Information Paper – The Productivity Slowdown

For some time it had been difficult to reconcile the relatively weak GDP growth with the strength in employment and some other indicators of activity. This paper summarised efforts by the staff to explain the apparent productivity slowdown (or the puzzle of the missing GDP).

Several possible reasons had been advanced for the apparent slowdown in productivity growth in the past three years, from a benchmark of 1½-1¾ per cent per annum in earlier decades, but no factor was able to provide an adequate explanation alone. Measurement issues may explain part of the slowdown, and it was possible that recent GDP estimates might be revised up somewhat. Some industry-level explanations included developments in the mining and utilities sectors, but not all of these were easy to understand, and a large part of the overall productivity slowdown could be traced to the non-market sector, for which it was extremely difficult to measure productivity.

Any genuine productivity slowdown that has occurred was likely to be related to the high level of capacity utilisation in the economy, especially in the resources sector, which had seen a large increase in the price of its output in recent years. Given that it often took time to put extra capacity in place, some firms may have chosen to meet increases in demand by taking on extra labour, which implied diminishing returns and lower labour productivity. However, these capacity-related effects on productivity should be temporary, rather than permanent. It was difficult to place much weight on some other explanations, such as declining benefits from information technology, which would suggest a more permanent slowdown, in part because they should be affecting productivity in other countries that have not shared Australia's apparent productivity slowdown. Members asked the staff to extend their work to review the debate about productivity in the 1970s, to see if any lessons could be drawn.

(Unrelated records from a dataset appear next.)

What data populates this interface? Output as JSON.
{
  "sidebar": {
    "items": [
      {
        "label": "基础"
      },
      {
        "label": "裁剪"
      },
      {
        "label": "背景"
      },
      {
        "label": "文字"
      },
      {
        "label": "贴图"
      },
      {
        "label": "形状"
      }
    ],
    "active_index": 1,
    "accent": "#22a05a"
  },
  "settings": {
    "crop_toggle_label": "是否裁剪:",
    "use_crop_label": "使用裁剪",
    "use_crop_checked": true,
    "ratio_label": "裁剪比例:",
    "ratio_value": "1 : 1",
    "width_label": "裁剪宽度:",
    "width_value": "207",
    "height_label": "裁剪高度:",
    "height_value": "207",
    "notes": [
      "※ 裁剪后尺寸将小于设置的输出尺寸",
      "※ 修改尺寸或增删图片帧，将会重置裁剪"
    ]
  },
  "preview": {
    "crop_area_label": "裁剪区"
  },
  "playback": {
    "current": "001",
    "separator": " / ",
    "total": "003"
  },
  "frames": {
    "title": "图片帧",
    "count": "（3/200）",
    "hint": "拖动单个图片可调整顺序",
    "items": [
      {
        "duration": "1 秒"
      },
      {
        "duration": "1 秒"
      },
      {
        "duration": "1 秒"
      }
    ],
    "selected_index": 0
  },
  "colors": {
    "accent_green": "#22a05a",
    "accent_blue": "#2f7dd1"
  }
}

Looking ahead, members agreed that some pick-up in productivity growth was likely as the temporary restraints eased, but productivity growth would probably not return to the high rates seen earlier in the current expansion. Board members discussed the policy implications of the work that had been undertaken, noting that the uncertainties around estimates of trend productivity growth implied that significant attention needed to be placed on a range of direct measures of resource utilisation and on price and wage pressures in particular. If the true rate of productivity growth was lower than previously believed, the rate of wages growth that was consistent with meeting the inflation target would be correspondingly lower.

Members suggested publication of this work.

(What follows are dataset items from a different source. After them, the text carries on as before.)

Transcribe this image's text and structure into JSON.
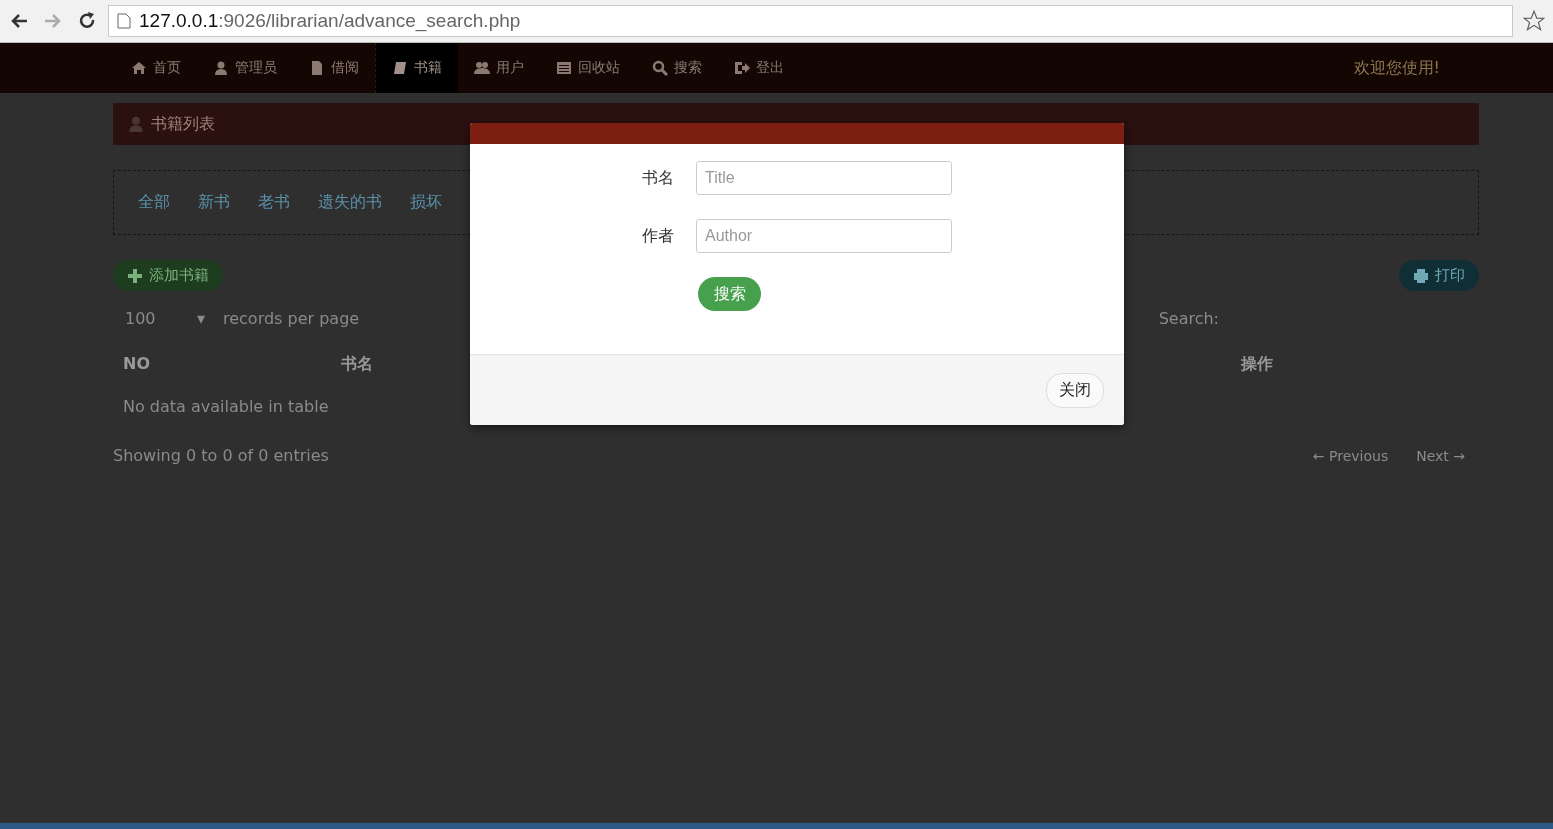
{
  "browser": {
    "url": {
      "host": "127.0.0.1",
      "path": ":9026/librarian/advance_search.php"
    }
  },
  "nav": {
    "items": [
      {
        "label": "首页",
        "selected": false
      },
      {
        "label": "管理员",
        "selected": false
      },
      {
        "label": "借阅",
        "selected": false
      },
      {
        "label": "书籍",
        "selected": true
      },
      {
        "label": "用户",
        "selected": false
      },
      {
        "label": "回收站",
        "selected": false
      },
      {
        "label": "搜索",
        "selected": false
      },
      {
        "label": "登出",
        "selected": false
      }
    ],
    "welcome": "欢迎您使用!"
  },
  "panel": {
    "title": "书籍列表"
  },
  "filters": [
    "全部",
    "新书",
    "老书",
    "遗失的书",
    "损坏"
  ],
  "add_button": "添加书籍",
  "print_button": "打印",
  "length": {
    "value": "100",
    "caret": "▾",
    "label": "records per page"
  },
  "search_label": "Search:",
  "table": {
    "columns": [
      "NO",
      "书名",
      "操作"
    ],
    "empty": "No data available in table"
  },
  "info": "Showing 0 to 0 of 0 entries",
  "pagination": {
    "previous": "← Previous",
    "next": "Next →"
  },
  "modal": {
    "fields": [
      {
        "label": "书名",
        "placeholder": "Title"
      },
      {
        "label": "作者",
        "placeholder": "Author"
      }
    ],
    "search_button": "搜索",
    "close_button": "关闭"
  }
}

Considerations for Monetary Policy

The recommendation to the Board was for no change in the cash rate in March.

The data that had become available over the past month suggested that economic conditions around the world had continued to be strong, with further indications that growth was spreading more evenly across the major economic regions. Domestically, the main data pertaining to inflation came from the wage price index for the December quarter. These showed that wages growth had remained relatively high but had not accelerated beyond 4¼ per cent, and did not cause members to reassess the judgement, reached after the release of the December quarter CPI, that underlying inflation would ease a little over the year ahead.

As monetary policy was currently exerting a mildly restraining influence on demand in the economy, with the cash rate and lending rates above normal, members were satisfied that no further policy change was warranted at this stage. The recent instability in financial markets added to the case for maintaining a steady setting of monetary policy for the time being. While members saw no case to change policy at this meeting, they were not sure that rates had been increased sufficiently to bring inflation back towards the centre of the target band. Economic and financial conditions would be monitored over the period ahead to determine if further adjustments to policy would be required.

The Decision

The Board decided that the cash rate should remain at 6.25 per cent.